5. Antwort generieren
Nun nutzt das Modell die gesammelten Informationen, um eine finale Antwort zu formulieren und an die Nutzerin/den Nutzer zurückzugeben.
Beispiel-Antwort:
“Apple meldete einen Umsatz von 93 Millarden USD im Jahr 2023.”
Loops sind möglich
Manchmal genügt ein Durchlauf nicht – das Modell kann mehrere Zyklen aus Reasoning und Acting durchlaufen, bis es genügend Informationen hat.
Multi-Agenten Systeme und das Supervisor Pattern
Die Fähigkeit von Sprachmodellen, als Agenten zu fungieren, hängt direkt von ihrer Möglichkeit ab, strukturiertes Output (z. B. JSON oder Markdown) zu erzeugen. Dadurch werden parsebare Tool- oder Funktionsaufrufe ermöglicht – sei es für Wetter-APIs, Datenbanken oder Shell-Befehle. Diese Fähigkeit wird durch konversationelles Fine-Tuning entwickelt.
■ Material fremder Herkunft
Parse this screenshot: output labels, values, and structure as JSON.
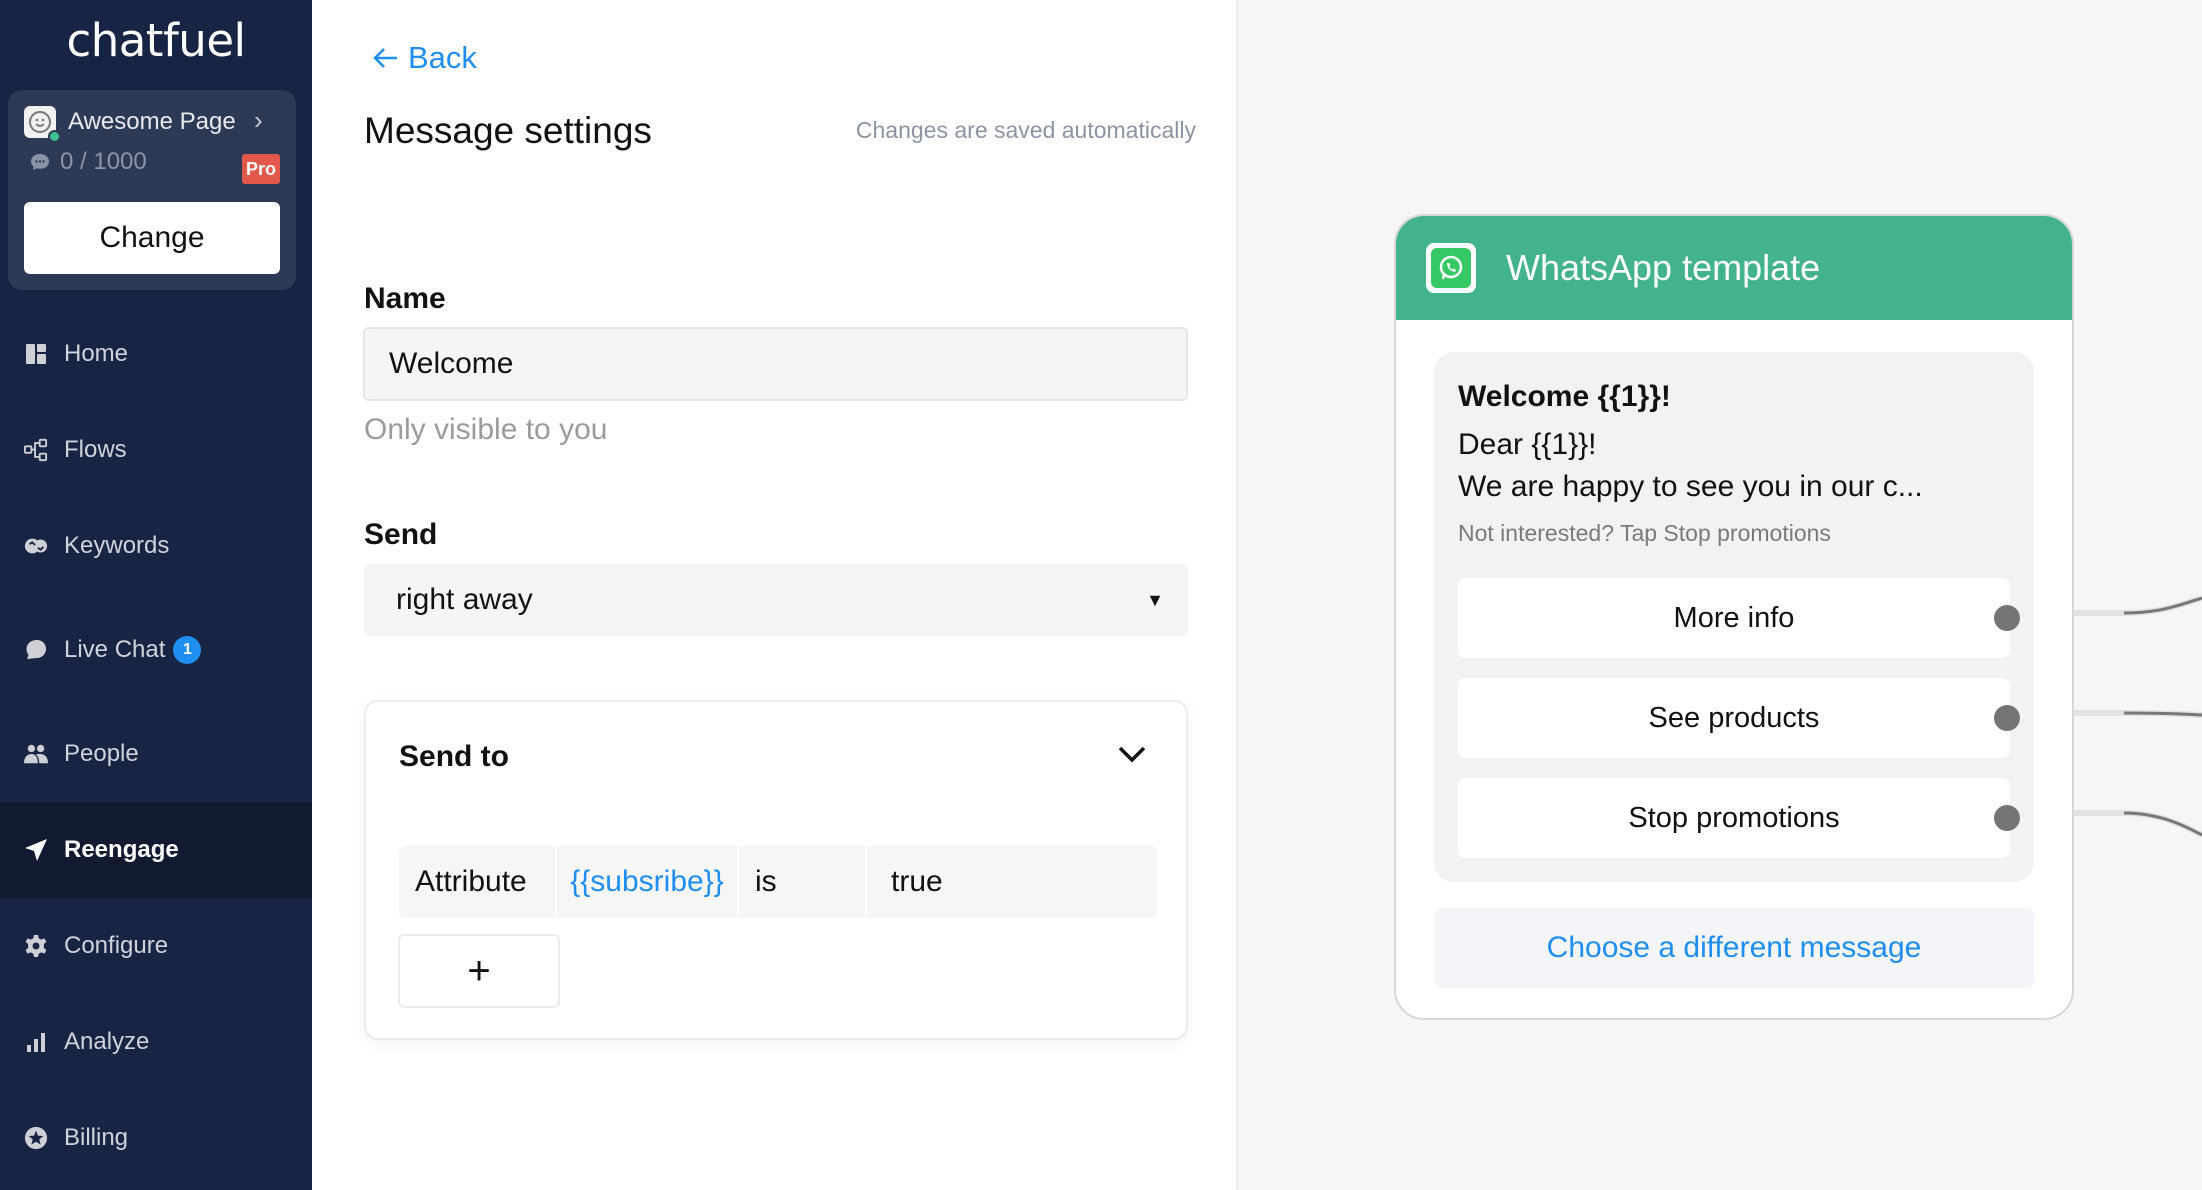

Was in Wirklichkeit ein mehrstufiger Prozess ist, erscheint Nutzer:innen von ChatGPT, Cursor oder anderen KI-Anwendungen mit Agenten im Hintergrund wie ein einzelner LLM-Aufruf. Wichtig ist dabei: Sprachmodelle definieren lediglich die Policy. Die eigentliche Ausführung erfolgt durch ein zwischengeschaltetes Framework (z. B. LangGraph, CrewAI usw.).
Für komplexere Aufgaben kann es sinnvoll sein, mehrere Agenten zu verbinden. Im sogenannten Supervisor-Pattern übernimmt ein zentraler Agent das anfängliche Routing zum jeweils passenden Experten. Technisch lässt sich dies – ähnlich wie Tool-Beschreibungen – über den System-Prompt implementieren. Besonders in Fällen, in denen Aufgaben klar voneinander getrennt sind, bieten Multi-Agent-Systeme Vorteile: Tool-Beschreibungen können auf verschiedene Agenten verteilt werden. Das spart Tokens und verbessert die Antwortqualität.